Her face bore deep lacerations on either side of her mouth, carved from the corners to her ears in what’s now called a Glasgow smile.
Internal organs had been removed.
The precision suggested either medical knowledge or someone comfortable with anatomy, though this clue led nowhere definitive.
Short had come to California from Massachusetts with dreams of acting, though she never secured any known roles or steady work.
She moved frequently, dated widely, and proved difficult for investigators to track.
The Los Angeles Police Department investigated well over a hundred suspects but made no arrests.
Approximately 50 people confessed to the crime, complicating the investigation with false leads.
The media interference became so severe that reporters allegedly answered phones at police headquarters, potentially intercepting tips.
The press nicknamed Short the Black Dahlia, playing off the 1946 film noir The Blue Dahlia and her rumored preference for dark clothing.
The moniker outlived her actual name in public memory.
Over the decades, theories multiplied.
Steve Hodel, a retired LAPD detective, wrote extensively about suspicions regarding his own father, Dr.
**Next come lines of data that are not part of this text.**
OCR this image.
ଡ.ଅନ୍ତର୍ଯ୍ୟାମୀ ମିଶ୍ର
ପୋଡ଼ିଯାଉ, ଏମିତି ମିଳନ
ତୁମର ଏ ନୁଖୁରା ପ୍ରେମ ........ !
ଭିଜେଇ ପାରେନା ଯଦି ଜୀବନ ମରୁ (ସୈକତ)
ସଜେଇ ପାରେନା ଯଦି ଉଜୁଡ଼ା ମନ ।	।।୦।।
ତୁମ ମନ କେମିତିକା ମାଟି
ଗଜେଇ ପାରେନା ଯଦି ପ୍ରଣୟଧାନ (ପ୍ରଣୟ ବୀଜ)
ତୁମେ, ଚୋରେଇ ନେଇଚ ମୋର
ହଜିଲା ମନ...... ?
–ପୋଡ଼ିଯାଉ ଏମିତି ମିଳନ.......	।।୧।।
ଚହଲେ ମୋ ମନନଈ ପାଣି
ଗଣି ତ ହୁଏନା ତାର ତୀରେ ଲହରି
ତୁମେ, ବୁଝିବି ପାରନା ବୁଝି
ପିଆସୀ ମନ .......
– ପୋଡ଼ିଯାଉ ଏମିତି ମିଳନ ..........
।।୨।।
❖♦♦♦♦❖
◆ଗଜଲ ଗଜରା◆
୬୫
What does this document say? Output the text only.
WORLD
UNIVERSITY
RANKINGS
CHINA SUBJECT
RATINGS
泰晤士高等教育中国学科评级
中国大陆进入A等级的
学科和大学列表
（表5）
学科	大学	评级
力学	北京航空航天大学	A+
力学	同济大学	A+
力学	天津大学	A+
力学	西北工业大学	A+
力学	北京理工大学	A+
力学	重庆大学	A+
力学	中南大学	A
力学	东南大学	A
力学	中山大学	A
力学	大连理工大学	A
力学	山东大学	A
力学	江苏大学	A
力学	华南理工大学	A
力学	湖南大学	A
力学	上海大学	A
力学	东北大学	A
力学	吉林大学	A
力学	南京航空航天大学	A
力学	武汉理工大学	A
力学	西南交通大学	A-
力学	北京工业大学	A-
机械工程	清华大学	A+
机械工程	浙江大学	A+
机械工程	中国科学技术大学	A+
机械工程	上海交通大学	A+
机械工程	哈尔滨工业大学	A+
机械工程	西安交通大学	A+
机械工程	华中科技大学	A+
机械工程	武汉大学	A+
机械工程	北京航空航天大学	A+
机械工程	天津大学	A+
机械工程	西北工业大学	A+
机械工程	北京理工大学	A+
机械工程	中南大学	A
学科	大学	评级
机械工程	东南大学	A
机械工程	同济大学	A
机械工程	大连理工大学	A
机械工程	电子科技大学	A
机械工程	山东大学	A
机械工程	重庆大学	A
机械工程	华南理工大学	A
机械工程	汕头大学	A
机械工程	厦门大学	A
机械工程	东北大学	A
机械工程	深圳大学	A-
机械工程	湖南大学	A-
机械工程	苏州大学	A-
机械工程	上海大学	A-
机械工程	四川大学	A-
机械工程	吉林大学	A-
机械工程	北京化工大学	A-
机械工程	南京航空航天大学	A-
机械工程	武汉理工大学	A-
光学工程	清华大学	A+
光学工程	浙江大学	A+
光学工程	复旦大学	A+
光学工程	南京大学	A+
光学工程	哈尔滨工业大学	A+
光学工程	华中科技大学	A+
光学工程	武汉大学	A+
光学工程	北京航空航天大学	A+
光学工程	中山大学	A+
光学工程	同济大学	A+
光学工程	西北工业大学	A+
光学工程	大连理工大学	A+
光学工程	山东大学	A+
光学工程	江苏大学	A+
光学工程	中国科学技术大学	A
George Hodel, whose home was once bugged by police investigating the case.
Author Piu Eatwell named Leslie Dillon, a bellhop, as the culprit in her 2017 book.
Multiple suspects were seriously investigated, including connections to other unsolved murders from the era.
The case remains open.
Time magazine listed it among the most infamous unsolved crimes worldwide.
The brutality, the Hollywood connection, and the complete absence of resolution turned Elizabeth Short’s murder into something larger than a crime—a cultural touchstone representing the dark underbelly of post-war Los Angeles.
The Questions That Won’t Fade

Since these crimes, technology has significantly advanced.
Cases that would have been unsolvable decades ago are now resolved by advanced investigative techniques, digital forensics, and DNA analysis.
These specific crimes, however, defy contemporary techniques.
Evidence was either misplaced, tainted, or never properly gathered in the first place.
Physical evidence has deteriorated over many decades, and it is now impossible to get witness testimony.
Every case encapsulated a crucial aspect of its time period.
Victorian anxieties about urban poverty and moral decay were personified by Jack the Ripper.
The late 1960s paranoia was symbolized by the Zodiac.
Because he defied the system, D.B. Cooper rose to fame.
Behind the glitzy exterior, the seedy reality of Hollywood was reflected in The Black Dahlia.
New theories are still being developed by amateur researchers, and online forums discuss every possible detail.
The reason the files are still open is not because the authorities are not committed, but rather because, with the evidence at hand and the passage of time, some mysteries may never be completely resolved.
The criminals either walked away clean or died with their secrets.
In any case, the victims never got justice, and that’s what keeps people looking long after the investigations are over.